So You Want To Work In a Hedge Fund?
If you are interested to start a career in the hedge fund industry, read on. First, you have to understand what it means to be working as a trader or a fund manager in an asset management company. The sole mission of their jobs is to preserve the capital of their investors -- by making money in both bull and bear markets, i.e. in all market environments, by predicting the future. These companies are called hedge funds because they maintain a well hedged (balanced) and well diversified long / short portfolio. Their investment thesis and risk management processes are very refined, otherwise no one will invest in them.
At EDMW Capital, every trader would typically be required to hold 20 long positions and 20 short positions in their portfolio, covering stocks, currencies, commodities and bonds, with a 2.5% hard imposed single position limit of their assigned capital. This style of trading is mostly foreign to our new hired "Retail Traders" for a multitude of reasons:
(1) They are used to hold a concentrated portfolio consisting of just 5 stocks and are long in all of them, or their trading experience were limited to directional daytrading a few Forex pairs.
(2) They did not know how to calculate the volatility (either historical or implied) of the asset classes that they were trading.

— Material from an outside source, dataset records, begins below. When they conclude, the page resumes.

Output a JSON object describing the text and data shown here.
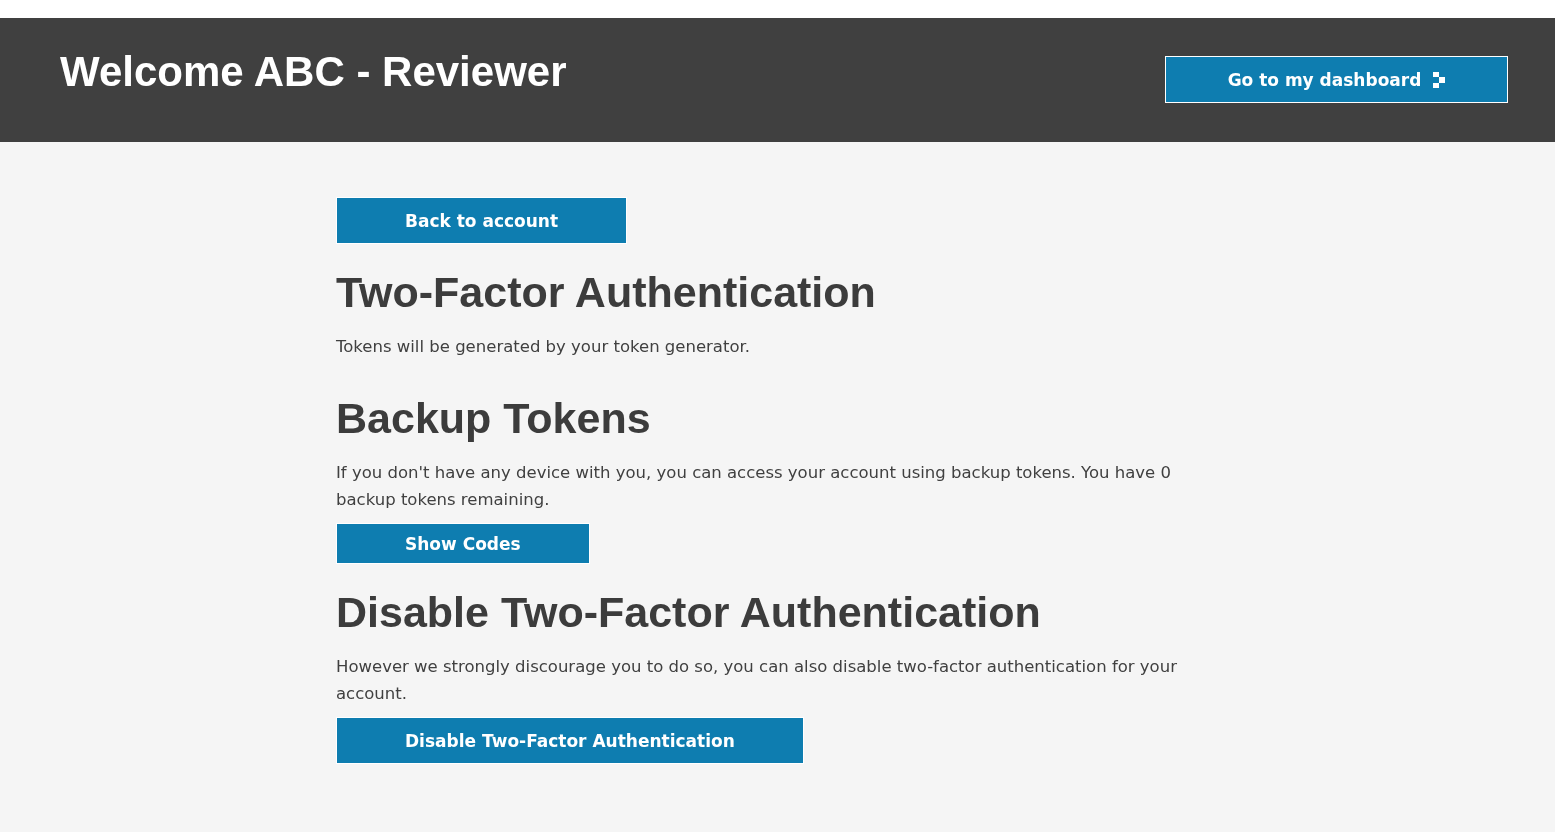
{
  "header": {
    "title": "Welcome ABC - Reviewer",
    "dashboard_button": "Go to my dashboard"
  },
  "content": [
    {
      "kind": "button",
      "label": "Back to account"
    },
    {
      "kind": "heading",
      "text": "Two-Factor Authentication"
    },
    {
      "kind": "paragraph",
      "text": "Tokens will be generated by your token generator."
    },
    {
      "kind": "heading",
      "text": "Backup Tokens"
    },
    {
      "kind": "paragraph",
      "text": "If you don't have any device with you, you can access your account using backup tokens. You have 0 backup tokens remaining."
    },
    {
      "kind": "button",
      "label": "Show Codes"
    },
    {
      "kind": "heading",
      "text": "Disable Two-Factor Authentication"
    },
    {
      "kind": "paragraph",
      "text": "However we strongly discourage you to do so, you can also disable two-factor authentication for your account."
    },
    {
      "kind": "button",
      "label": "Disable Two-Factor Authentication"
    }
  ]
}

(3) They quickly take profit in winning positions, and refuse to cut loss in losing positions.
(4) They seek to make money as fast as possible, and believe it is possible to trade full time for income.
All the above four reasons combined help to explain why retail traders always lose money. As a result, their trading accounts never grow, and only lose money over time. From watching movies or other sources, they think professional traders are always seeking to make money from short term opportunities in the market. Unfortunately, this view is totally wrong!
The "lobangs" of making money on a short term basis across all asset classes have all but disappeared, mainly due to algorithmic trading. Thus, portfolio positioning has to be longer than one month if you want to make money, i.e. one has to trade less often. As traders, we have to go where the money is, and adapt our style of trading to where the money is with a predominantly fundamental approach. As an example, we encountered numerous traders during past interviews, saying "I only trade SGX stocks", or "I only trade Forex." Basically, it means they had already limited themselves to opportunities in one asset class and had closed themselves off to all of the other potential opportunities in the world across all other asset classes. As to be expected, a significant number of these traders (> 70%) were unable to cope and resigned within two months -- which was also the length of their probation period. Most were unable to comprehend the fund's goal of obtaining risk adjusted profits, rather than pure profits. We had personally seen a large number who treated trading as gambling, as they were unable to give any reason for having their positions, except for their gut feelings and sixth sense. Even more wanted to leverage their Forex positions beyond the fund's imposed hard limit of 5:1 (5 times).
As an example, try to imagine you are a guest sitting in on a morning 7.30am meeting between traders, along with the Head of Trading and Head of Risk Management at DBS or UOB. Everyone present will be discussing their book positions -- one by one as they systematically go through all the positions they currently has in their own portfolio, and the reasons why they had the positions. Pivot points, future expectations and net exposures on the individual level and trading desk will be presented. Now, try to imagine a trader standing up and explaining to everyone why he had bought $20 million worth of Creative Technology last week, because "both the Relative Strength Index (RSI) and Average Directional Index (ADI) were predicting an upward trend on the daily chart", and that "the two minute Exponential Moving Average (EMA) was crossing the hourly EMA from below", and he intends to close the position later in the week if the stock rises by another 5%. This is known as rogue trading in the professional circle, and this trader would literally be fired on the spot!
Throughout every market day working in hedge funds, the investors and trading heads would be calling and messaging through the phone, and yelling at the losing traders literally every single hour, probing them the same questions over and over again. Some examples of commonly asked questions were:
* Are you sure of this losing position?
* What if a portion of your analysis was wrong?
* Do you realize how much you have lost so far?
* Is there any thing you could have possibly missed out?
* What are you going to do if the price continues plunging?
The stress level for a trader working professionally in a hedge fund and investing other people money, compared to trading his own fund, is a completely different ball game. Interested people who are considering of entering into the asset management industry should know and take heed of all the above facts, and think carefully if they are ready for such a stressful environment.